Yas sürecindeki kişi için; şok ve uyuşma, inanmama ve inkâr, arzu etme, çaresizlik, kabullenme ve hayatı düzenleme gibi aşamalardan bahsedilir fakat yas oldukça kişisel bir süreçtir ve bu süreçler sıralı bir şekilde gitmeyebilir, zaman içinde duygular aynı tazeliğiyle geri gelebilir.

Yas kelimesi, Türk Dil Kurumu tarafından; ölüm veya bir felaketten doğan acı; matem olarak tanımlanmıştır.
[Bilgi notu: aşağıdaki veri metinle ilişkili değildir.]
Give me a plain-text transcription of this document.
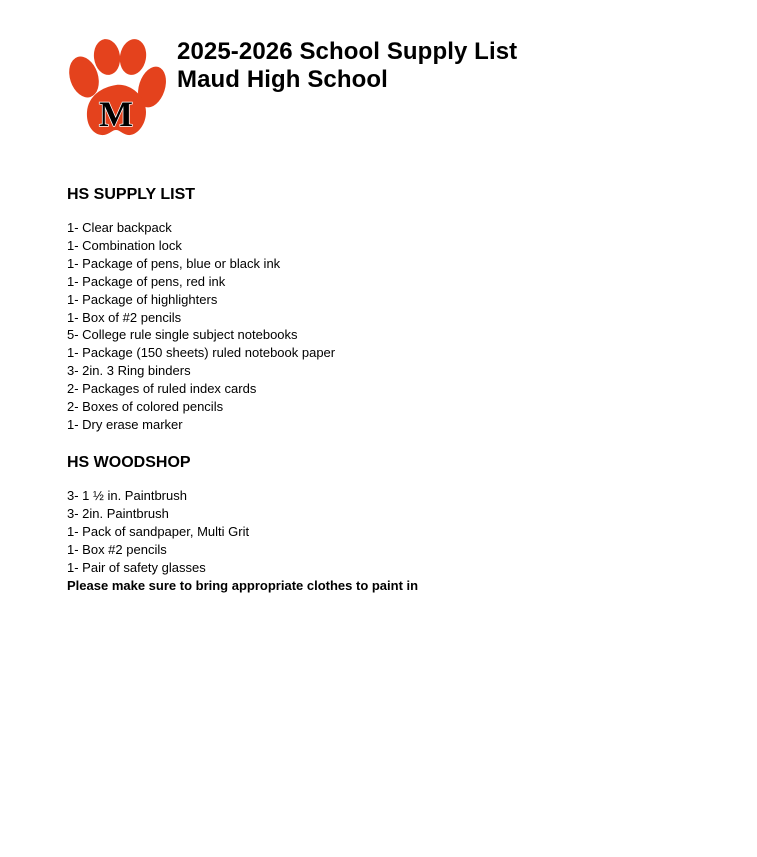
M
2025-2026 School Supply List
Maud High School
HS SUPPLY LIST
1- Clear backpack
1- Combination lock
1- Package of pens, blue or black ink
1- Package of pens, red ink
1- Package of highlighters
1- Box of #2 pencils
5- College rule single subject notebooks
1- Package (150 sheets) ruled notebook paper
3- 2in. 3 Ring binders
2- Packages of ruled index cards
2- Boxes of colored pencils
1- Dry erase marker
HS WOODSHOP
3- 1 ½ in. Paintbrush
3- 2in. Paintbrush
1- Pack of sandpaper, Multi Grit
1- Box #2 pencils
1- Pair of safety glasses
Please make sure to bring appropriate clothes to paint in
Eski Türkçede yas, “ölüm, kayıp, hüsran” sözcüklerinden evrilmiş olup bununla beraber Eski Türkçede s ile sonlanan basit sözcükler, nadir ve kural dışı olduğundan Arapça yaˀs يأس (yeis, keder) ile ilgili olması muhtemeldir. Tarihte tespit edilen en eski Türkçe kaynak ve diğer örneklere bakıldığında Divan-i Lugati’t-Türk’te; “yās: al-waḍīˁa wa’l-χusrān (kayıp ve hüsran)” yās: al-mawt wa’l-halāk (ölüm ve helak) anıŋ oġlı yas oldı (onun oğlu öldü)’ ve Kitabu’l-İdrak’ta; “yās: al-ˁazā (eza, üzüntü)” şeklinde görülmektedir.

Dinlerde Yas Kavramı

Annibale Carracci Ölü İsanın Matemi 1604 Wikimedia Commons

Yahudilikte yas ritüelleri; elbiseyi yırtma, başa kül serpme, kül üzerinde yatma, saçı yolma, ağlayıp dövünme, oruç tutma gibi çeşitli şekillerdedir. En çok geçen yas türü elbiseleri yırtmaktır. Musa Peygamber özel sebeplerle elbise yırtmayı yasaklamıştır. Ancak Yahudi tarihinde bu uygulama ile sık karşılaşılmaktadır.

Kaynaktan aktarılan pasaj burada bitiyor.